Bu konuda bir anımı aktarmak isterim. 40 yıl kadar önce hem bir satanist, hem de maço denilebilecek bir erkektim. Maçolar benim gibi midir? Kimsenin günahını almak istemem, olmayabilirler. Ben kendimden söz edeyim: Erkeklerin kadınlardan “üstün” olduklarına inanırdım. O zamanlar bir dergide köşe yazarıydım ve küçük bir şöhretim vardı.
Gün geldi, bir mesih çıktı ortaya ve aynı dergide yazmakta olan ben dahil üç kişi hakkında kehanetlerde bulundu. Sözleri hepimizi çileden çıkartacak gibiydi. Benim için “O aslında kadınlara çok yakın, kabul edemiyor” mealinden laflar etti. Çok uzun zamandır öfkelenmediğim kadar öfkelendim. Eve döndüm, astrolog olan eşime (ki, benden çok daha yetenekli olduğunu eklemem gerek) olanları anlattım. Eşimle birbirimizi çok, ama çok sevsek de benden çekinirdi. Sözlerimi duyunca yüzünde her zamankinden fazla kaygı ifadesi ile bir süre sustu; sonra çok büyük çekingenlikle: “Belki de tamamen yanlış değildir adamın dedikleri” diye mırıldandı. “Ne demek istiyorsun?” diye sordum; “Korkma, rahat konuş!..”

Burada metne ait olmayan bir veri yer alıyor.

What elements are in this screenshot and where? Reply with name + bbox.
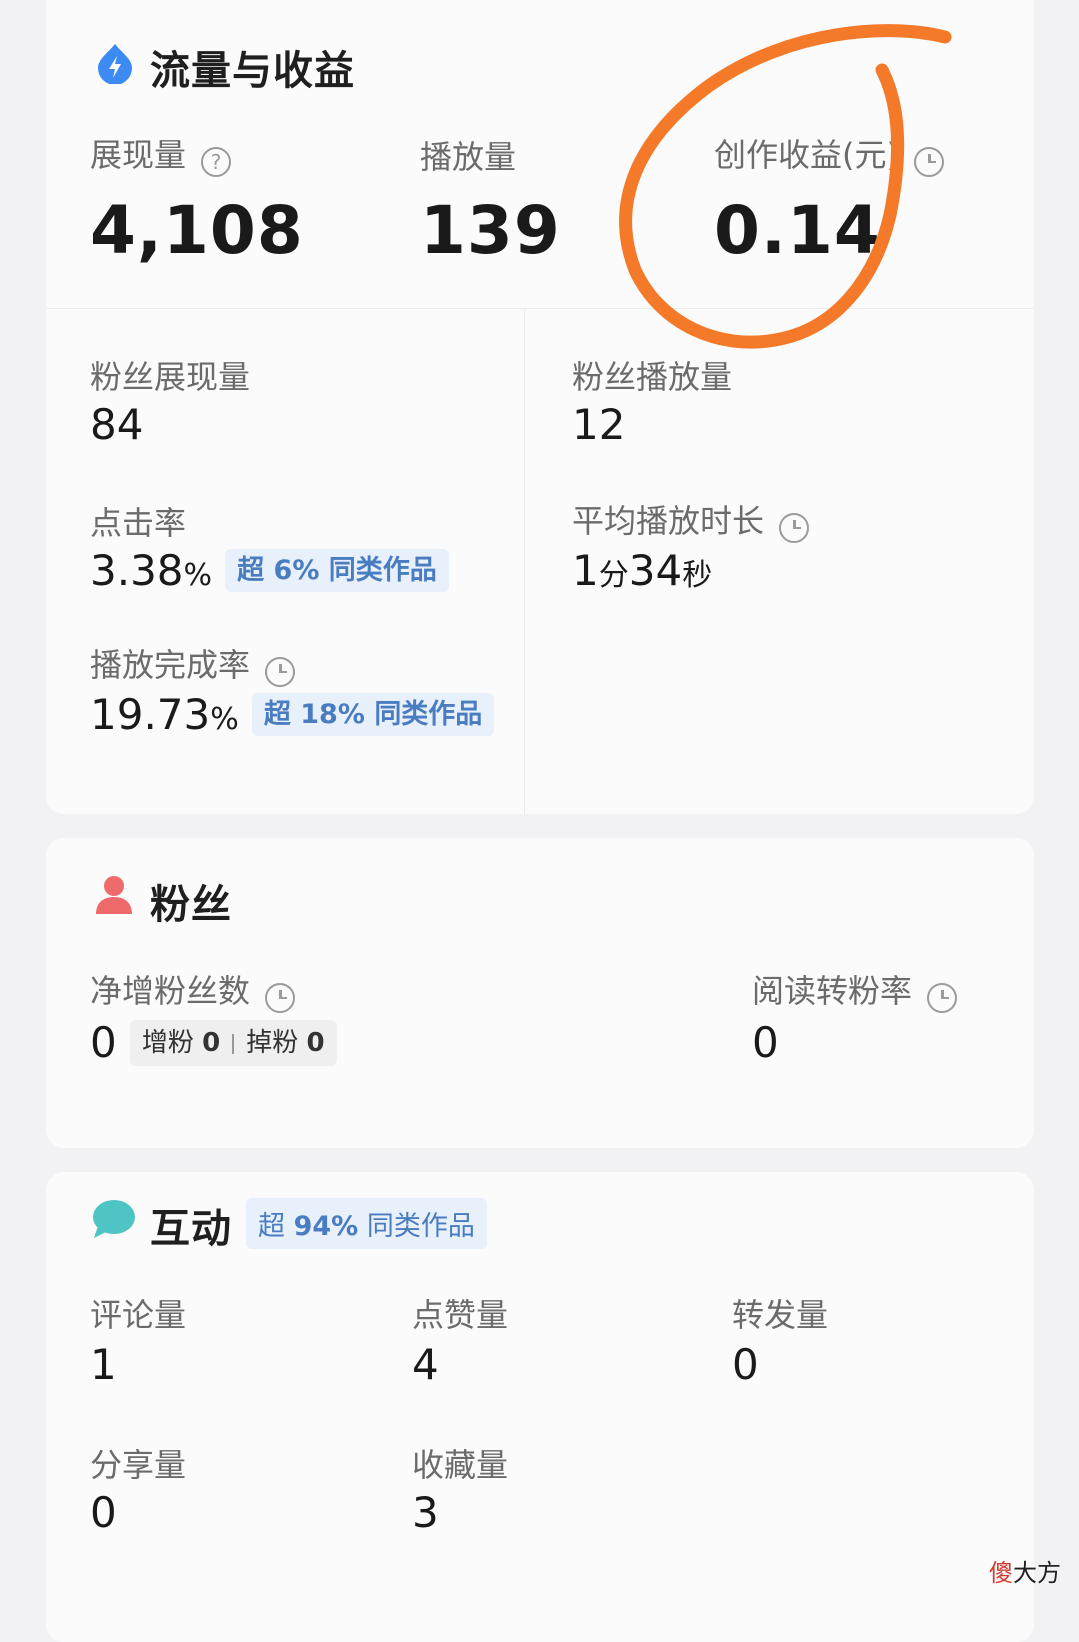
- avg-duration-minutes: 1: [572, 546, 599, 595]
- person-icon: [96, 876, 132, 914]
- clock-icon[interactable]: [779, 512, 810, 543]
- divider: [232, 1033, 235, 1054]
- completion-rank-badge: 超 18% 同类作品: [251, 693, 495, 736]
- impressions-label: 展现量: [90, 136, 187, 174]
- completion-row: 19.73% 超 18% 同类作品: [90, 690, 495, 739]
- fan-impressions-label: 粉丝展现量: [90, 358, 251, 396]
- impressions-value: 4,108: [90, 192, 304, 269]
- likes-label: 点赞量: [412, 1296, 509, 1334]
- badge-prefix: 超: [258, 1211, 285, 1242]
- completion-label: 播放完成率: [90, 646, 251, 684]
- net-gain-label: 净增粉丝数: [90, 972, 251, 1010]
- fan-impressions-value: 84: [90, 400, 144, 449]
- interaction-title: 互动: [150, 1206, 232, 1252]
- traffic-title: 流量与收益: [150, 48, 355, 94]
- badge-suffix: 同类作品: [328, 555, 437, 586]
- watermark-first: 傻: [989, 1559, 1013, 1587]
- highlight-circle-annotation: [619, 24, 952, 349]
- badge-prefix: 超: [237, 555, 265, 586]
- avg-duration-label: 平均播放时长: [572, 502, 765, 540]
- favorites-value: 3: [412, 1488, 439, 1537]
- badge-pct: 6%: [273, 555, 320, 586]
- gain-loss-pill: 增粉 0 掉粉 0: [129, 1020, 337, 1066]
- badge-suffix: 同类作品: [374, 699, 483, 730]
- completion-unit: %: [210, 702, 239, 737]
- conversion-label: 阅读转粉率: [752, 972, 913, 1010]
- ctr-label: 点击率: [90, 504, 187, 542]
- net-gain-row: 0 增粉 0 掉粉 0: [90, 1018, 337, 1067]
- comments-value: 1: [90, 1340, 117, 1389]
- reposts-label: 转发量: [732, 1296, 829, 1334]
- plays-value: 139: [420, 192, 561, 269]
- badge-pct: 94%: [293, 1211, 359, 1242]
- interaction-card: 互动 超 94% 同类作品 评论量 1 点赞量 4 转发量 0 分享量 0 收藏…: [46, 1172, 1034, 1642]
- lightning-drop-icon: [98, 44, 132, 84]
- shares-label: 分享量: [90, 1446, 187, 1484]
- badge-suffix: 同类作品: [366, 1211, 475, 1242]
- reposts-value: 0: [732, 1340, 759, 1389]
- avg-duration-min-unit: 分: [598, 558, 629, 593]
- avg-duration-seconds: 34: [628, 546, 683, 595]
- loss-label: 掉粉: [246, 1028, 299, 1058]
- watermark-rest: 大方: [1013, 1559, 1061, 1587]
- loss-value: 0: [306, 1028, 325, 1058]
- gain-label: 增粉: [141, 1028, 194, 1058]
- fans-card: 粉丝 净增粉丝数 0 增粉 0 掉粉 0 阅读转粉率 0: [46, 838, 1034, 1148]
- net-gain-metric[interactable]: 净增粉丝数: [90, 966, 296, 1013]
- impressions-metric[interactable]: 展现量 ?: [90, 130, 232, 177]
- conversion-metric[interactable]: 阅读转粉率: [752, 966, 958, 1013]
- ctr-unit: %: [183, 558, 213, 593]
- interaction-rank-badge: 超 94% 同类作品: [246, 1198, 487, 1249]
- completion-metric[interactable]: 播放完成率: [90, 640, 296, 687]
- clock-icon[interactable]: [265, 982, 296, 1013]
- ctr-rank-badge: 超 6% 同类作品: [225, 549, 449, 592]
- watermark: 傻大方: [989, 1553, 1061, 1588]
- help-circle-icon[interactable]: ?: [201, 146, 232, 177]
- comments-label: 评论量: [90, 1296, 187, 1334]
- completion-value: 19.73: [90, 690, 211, 739]
- divider: [524, 308, 525, 814]
- fan-plays-value: 12: [572, 400, 626, 449]
- clock-icon[interactable]: [265, 656, 296, 687]
- fans-title: 粉丝: [150, 882, 232, 928]
- chat-bubble-icon: [93, 1200, 135, 1238]
- avg-duration-metric[interactable]: 平均播放时长: [572, 496, 810, 543]
- clock-icon[interactable]: [927, 982, 958, 1013]
- avg-duration-row: 1分34秒: [572, 546, 712, 595]
- badge-pct: 18%: [300, 699, 365, 730]
- conversion-value: 0: [752, 1018, 779, 1067]
- ctr-value: 3.38: [90, 546, 184, 595]
- badge-prefix: 超: [263, 699, 291, 730]
- likes-value: 4: [412, 1340, 439, 1389]
- plays-label: 播放量: [420, 138, 517, 176]
- net-gain-value: 0: [90, 1018, 117, 1067]
- avg-duration-sec-unit: 秒: [682, 558, 713, 593]
- ctr-row: 3.38% 超 6% 同类作品: [90, 546, 449, 595]
- gain-value: 0: [202, 1028, 221, 1058]
- shares-value: 0: [90, 1488, 117, 1537]
- favorites-label: 收藏量: [412, 1446, 509, 1484]
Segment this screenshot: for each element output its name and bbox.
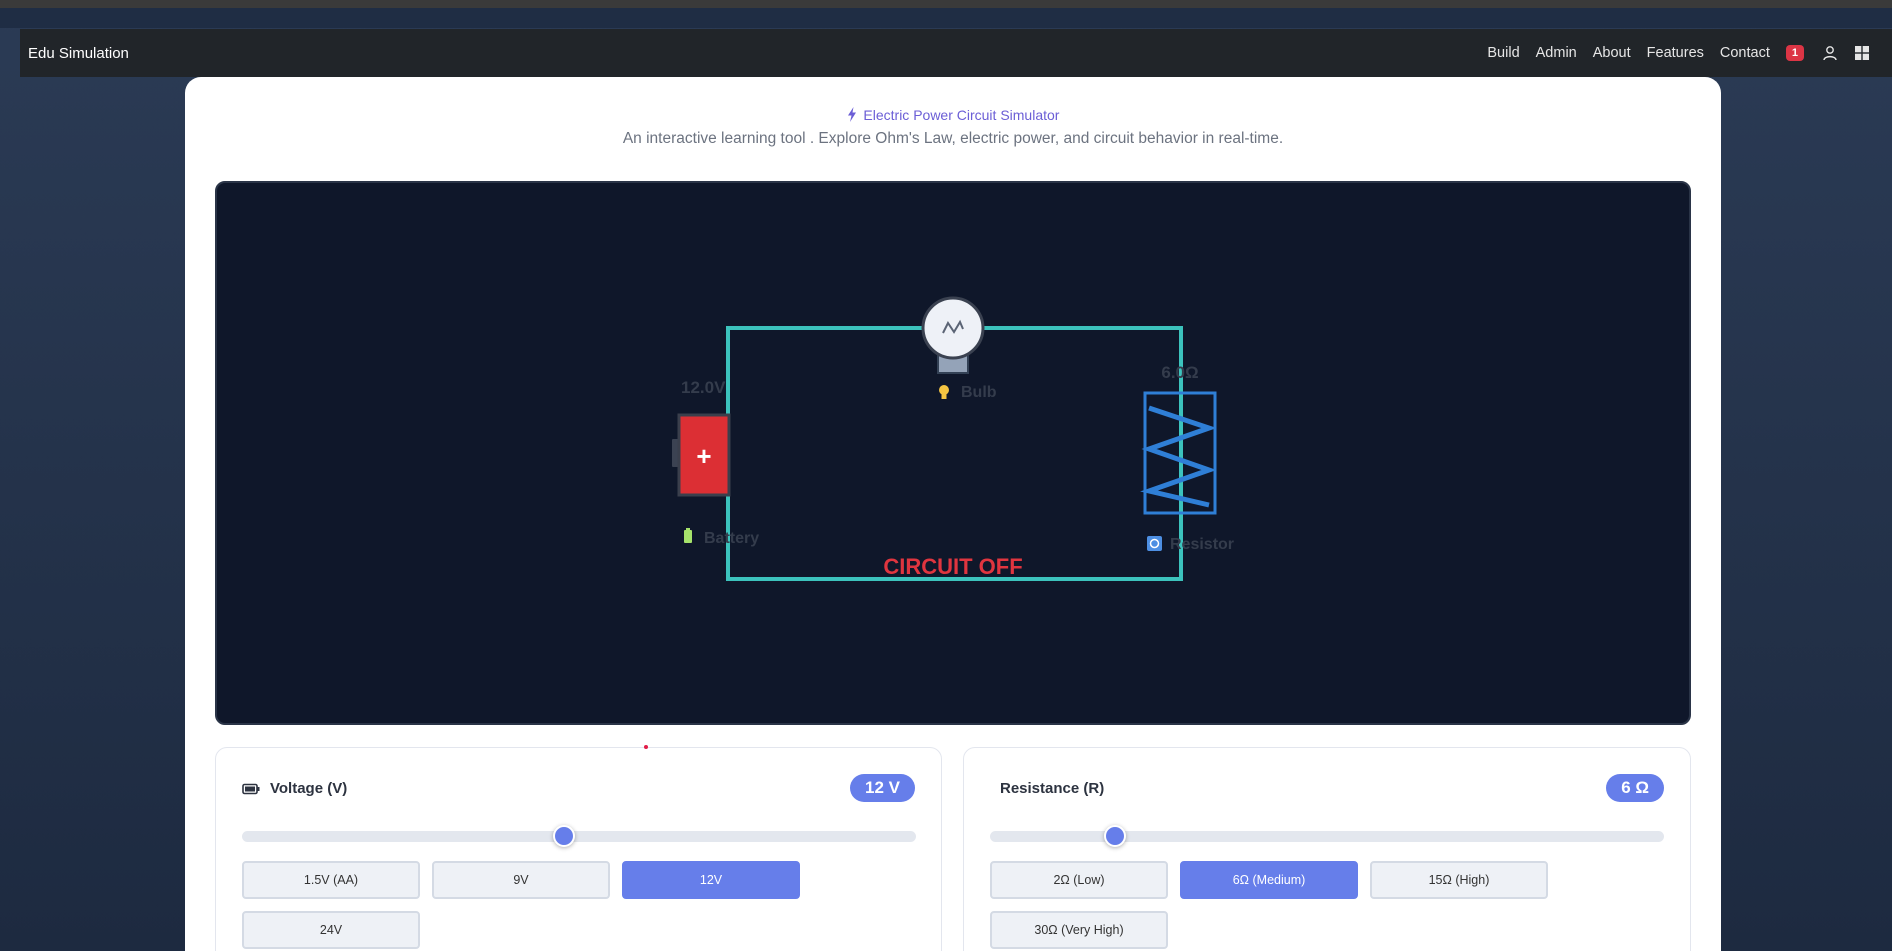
lightning-icon xyxy=(847,107,856,122)
battery-label: Battery xyxy=(704,530,759,547)
voltage-preset-1-5v[interactable]: 1.5V (AA) xyxy=(242,861,420,899)
resistance-title: Resistance (R) xyxy=(1000,780,1105,797)
voltage-title: Voltage (V) xyxy=(270,780,348,797)
user-icon[interactable] xyxy=(1822,45,1838,61)
voltage-preset-24v[interactable]: 24V xyxy=(242,911,420,949)
bulb-label: Bulb xyxy=(961,384,997,401)
voltage-preset-9v[interactable]: 9V xyxy=(432,861,610,899)
resistance-preset-30[interactable]: 30Ω (Very High) xyxy=(990,911,1168,949)
voltage-slider[interactable] xyxy=(242,825,916,847)
battery-plus-symbol: + xyxy=(696,441,711,471)
resistance-preset-2[interactable]: 2Ω (Low) xyxy=(990,861,1168,899)
notification-badge[interactable]: 1 xyxy=(1785,45,1804,61)
nav-about[interactable]: About xyxy=(1585,45,1639,61)
bulb[interactable] xyxy=(921,296,985,360)
voltage-panel-title: Voltage (V) xyxy=(242,780,347,797)
resistance-panel: Resistance (R) 6 Ω 2Ω (Low) 6Ω (Medium) … xyxy=(963,747,1691,951)
nav-admin[interactable]: Admin xyxy=(1528,45,1585,61)
circuit-diagram: + 12.0V Battery Bulb 6.0Ω Resistor CIRCU… xyxy=(672,296,1234,581)
circuit-canvas[interactable]: + 12.0V Battery Bulb 6.0Ω Resistor CIRCU… xyxy=(215,181,1691,725)
main-card: Electric Power Circuit Simulator An inte… xyxy=(185,77,1721,951)
nav-build[interactable]: Build xyxy=(1479,45,1527,61)
resistor-value-label: 6.0Ω xyxy=(1161,363,1198,382)
resistor-icon xyxy=(1147,536,1162,551)
battery-icon xyxy=(684,528,692,543)
brand-link[interactable]: Edu Simulation xyxy=(28,45,129,62)
resistance-panel-title: Resistance (R) xyxy=(1000,780,1104,797)
lightbulb-icon xyxy=(939,385,949,399)
nav-features[interactable]: Features xyxy=(1639,45,1712,61)
voltage-preset-12v[interactable]: 12V xyxy=(622,861,800,899)
windows-icon[interactable] xyxy=(1854,45,1870,61)
nav-links: Build Admin About Features Contact 1 xyxy=(1479,45,1878,61)
resistance-value-badge: 6 Ω xyxy=(1606,774,1664,802)
resistor-label: Resistor xyxy=(1170,536,1234,553)
navbar: Edu Simulation Build Admin About Feature… xyxy=(20,29,1892,77)
circuit-status: CIRCUIT OFF xyxy=(883,554,1022,579)
nav-contact[interactable]: Contact xyxy=(1712,45,1778,61)
voltage-panel: Voltage (V) 12 V 1.5V (AA) 9V 12V 24V xyxy=(215,747,942,951)
cursor-dot xyxy=(644,745,648,749)
resistance-slider[interactable] xyxy=(990,825,1664,847)
voltage-value-badge: 12 V xyxy=(850,774,915,802)
page-top-band xyxy=(0,8,1892,28)
battery-icon xyxy=(242,783,260,794)
battery-voltage-label: 12.0V xyxy=(681,378,726,397)
resistance-preset-6[interactable]: 6Ω (Medium) xyxy=(1180,861,1358,899)
resistance-slider-thumb[interactable] xyxy=(1103,825,1126,847)
page-title-row: Electric Power Circuit Simulator xyxy=(185,107,1721,123)
resistance-preset-15[interactable]: 15Ω (High) xyxy=(1370,861,1548,899)
voltage-slider-thumb[interactable] xyxy=(553,825,576,847)
page-title: Electric Power Circuit Simulator xyxy=(863,107,1060,123)
page-subtitle: An interactive learning tool . Explore O… xyxy=(622,130,1284,147)
browser-top-strip xyxy=(0,0,1892,8)
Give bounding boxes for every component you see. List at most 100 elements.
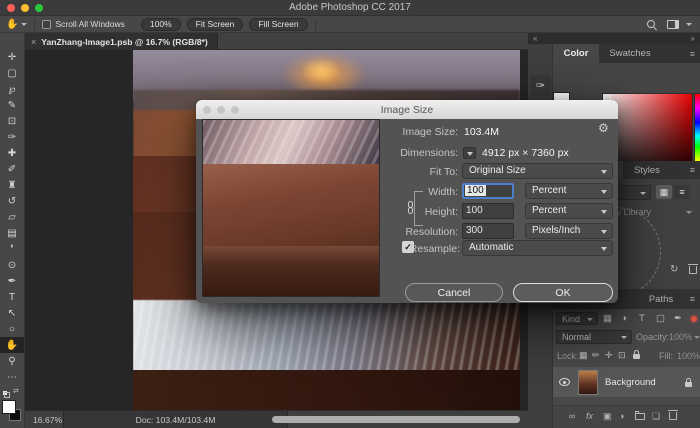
pen-tool[interactable]: ✒ [0,273,24,289]
dodge-tool[interactable]: ⊙ [0,257,24,273]
lock-transparency-icon[interactable]: ▦ [579,350,588,361]
blend-mode-dropdown[interactable]: Normal [556,330,632,344]
ellipse-tool[interactable]: ○ [0,321,24,337]
opacity-value[interactable]: 100% [669,332,692,342]
tab-color[interactable]: Color [553,44,599,63]
resolution-unit-dropdown[interactable]: Pixels/Inch [525,223,613,239]
resample-dropdown[interactable]: Automatic [462,240,613,256]
layers-panel: Kind ▦ ◑ T ▢ ✒ Normal Opacity: 100% Lock… [553,309,700,428]
path-selection-tool[interactable]: ↖ [0,305,24,321]
history-brush-tool[interactable]: ↺ [0,193,24,209]
layer-mask-icon[interactable]: ▣ [603,411,612,422]
adjustment-layer-icon[interactable]: ◑ [619,411,624,421]
delete-library-item-icon[interactable] [689,266,697,274]
document-info[interactable]: Doc: 103.4M/103.4M › [63,411,288,428]
grid-view-button[interactable]: ▦ [656,185,672,199]
filter-shape-layers-icon[interactable]: ▢ [656,313,665,324]
swap-colors-icon[interactable]: ⇄ [13,387,19,395]
blur-tool[interactable]: ❜ [0,241,24,257]
quick-selection-tool[interactable]: ✎ [0,97,24,113]
horizontal-scrollbar-thumb[interactable] [272,416,520,423]
workspace-chevron-icon[interactable] [686,23,692,26]
delete-layer-icon[interactable] [669,412,677,420]
photoshop-window: Adobe Photoshop CC 2017 ✋ Scroll All Win… [0,0,700,428]
layer-row-background[interactable]: Background [553,367,700,397]
tab-paths[interactable]: Paths [638,289,684,309]
move-tool[interactable]: ✛ [0,49,24,65]
dimensions-unit-dropdown[interactable] [463,147,476,159]
fill-value[interactable]: 100% [677,351,700,361]
layer-style-icon[interactable]: fx [586,411,593,421]
spot-healing-brush-tool[interactable]: ✚ [0,145,24,161]
layer-visibility-eye-icon[interactable] [559,378,570,386]
filter-pixel-layers-icon[interactable]: ▦ [603,313,612,324]
tab-swatches[interactable]: Swatches [599,44,661,63]
image-size-dialog: Image Size Image Size: 103.4M ⚙ Dimensio… [196,100,618,303]
panel-menu-icon[interactable]: ≡ [690,294,695,304]
height-unit-dropdown[interactable]: Percent [525,203,613,219]
layer-name[interactable]: Background [605,377,656,388]
layer-thumbnail[interactable] [578,370,598,395]
lock-all-icon[interactable] [633,354,640,359]
new-group-icon[interactable] [635,413,645,420]
resolution-field[interactable]: 300 [462,223,514,239]
tool-preset-chevron-icon[interactable] [21,23,27,26]
eraser-tool[interactable]: ▱ [0,209,24,225]
lock-position-icon[interactable]: ✛ [605,350,613,361]
crop-tool[interactable]: ⊡ [0,113,24,129]
filter-toggle-icon[interactable] [691,316,697,322]
lasso-tool[interactable]: ℘ [0,81,24,97]
close-tab-icon[interactable]: × [31,37,36,47]
width-label: Width: [338,186,458,198]
collapse-panels-icon[interactable]: « [533,34,537,43]
width-field[interactable]: 100 [462,183,514,199]
layer-filter-dropdown[interactable]: Kind [556,312,598,325]
height-field[interactable]: 100 [462,203,514,219]
eyedropper-tool[interactable]: ✑ [0,129,24,145]
opacity-chevron-icon[interactable] [694,336,700,339]
brushes-panel-icon[interactable]: ✑ [530,75,551,96]
workspace-switcher-icon[interactable] [667,20,679,29]
layers-panel-footer: ∞ fx ▣ ◑ ❏ [553,405,700,428]
image-size-value: 103.4M [464,126,499,138]
hand-tool[interactable]: ✋ [0,337,24,353]
clone-stamp-tool[interactable]: ♜ [0,177,24,193]
lock-pixels-icon[interactable]: ✏ [592,350,600,361]
filter-smart-objects-icon[interactable]: ✒ [674,313,682,324]
list-view-button[interactable]: ≡ [674,185,690,199]
zoom-tool[interactable]: ⚲ [0,353,24,369]
sync-library-icon[interactable]: ↻ [670,264,678,275]
document-tab[interactable]: × YanZhang-Image1.psb @ 16.7% (RGB/8*) [25,33,218,50]
search-icon[interactable] [647,20,655,28]
gradient-tool[interactable]: ▤ [0,225,24,241]
dialog-titlebar[interactable]: Image Size [196,100,618,119]
default-colors-icon[interactable] [3,391,10,398]
edit-toolbar-button[interactable]: ⋯ [0,369,24,385]
brush-tool[interactable]: ✐ [0,161,24,177]
zoom-level-field[interactable]: 16.67% [33,415,62,425]
cancel-button[interactable]: Cancel [405,283,503,302]
fill-screen-button[interactable]: Fill Screen [249,18,307,31]
lock-artboard-icon[interactable]: ⊡ [618,350,626,361]
rectangular-marquee-tool[interactable]: ▢ [0,65,24,81]
tab-styles[interactable]: Styles [623,161,671,179]
zoom-100-button[interactable]: 100% [141,18,181,31]
type-tool[interactable]: T [0,289,24,305]
ok-button[interactable]: OK [513,283,613,302]
filter-adjustment-layers-icon[interactable]: ◑ [621,313,627,324]
expand-panels-icon[interactable]: » [691,34,695,43]
scroll-all-windows-checkbox[interactable] [42,20,51,29]
new-layer-icon[interactable]: ❏ [652,411,660,422]
width-unit-dropdown[interactable]: Percent [525,183,613,199]
filter-type-layers-icon[interactable]: T [639,313,645,324]
fit-screen-button[interactable]: Fit Screen [187,18,244,31]
panel-menu-icon[interactable]: ≡ [690,165,695,175]
gear-menu-icon[interactable]: ⚙ [598,121,609,135]
document-tab-bar: × YanZhang-Image1.psb @ 16.7% (RGB/8*) [25,33,528,50]
link-layers-icon[interactable]: ∞ [569,411,575,421]
foreground-color-swatch[interactable] [3,401,15,413]
document-tab-label: YanZhang-Image1.psb @ 16.7% (RGB/8*) [41,37,207,47]
panel-menu-icon[interactable]: ≡ [690,49,695,59]
fit-to-dropdown[interactable]: Original Size [462,163,613,179]
tool-options-bar: ✋ Scroll All Windows 100% Fit Screen Fil… [0,16,700,33]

Bir süre ne yapacağına karar vermedi; sonunda -söylemek istedikleri çok önemli olduğu zamanlardaki- kararlı ifadesini takındı ve “Senin Ay’ın Terazi bucunda, hem de full pozitif aspect; ama 12. evde ve (söylediği diğer sözleri aktarmak istemiyorum). Bu yüzden bence o yanın var, ama gölgede kalıyor!” diye konuştu.
O anda bir alev seli beynime doldu. Ben? Kadınlarla eşgüdüm içinde olmak? Onlarla eşit durmak? Bu sorular alev selini beynimden kanıma akıttı ve refleksif bir hareketle karıma vurdum.
Böyle bir konumdaydım her şeyimi yitirmeden önce.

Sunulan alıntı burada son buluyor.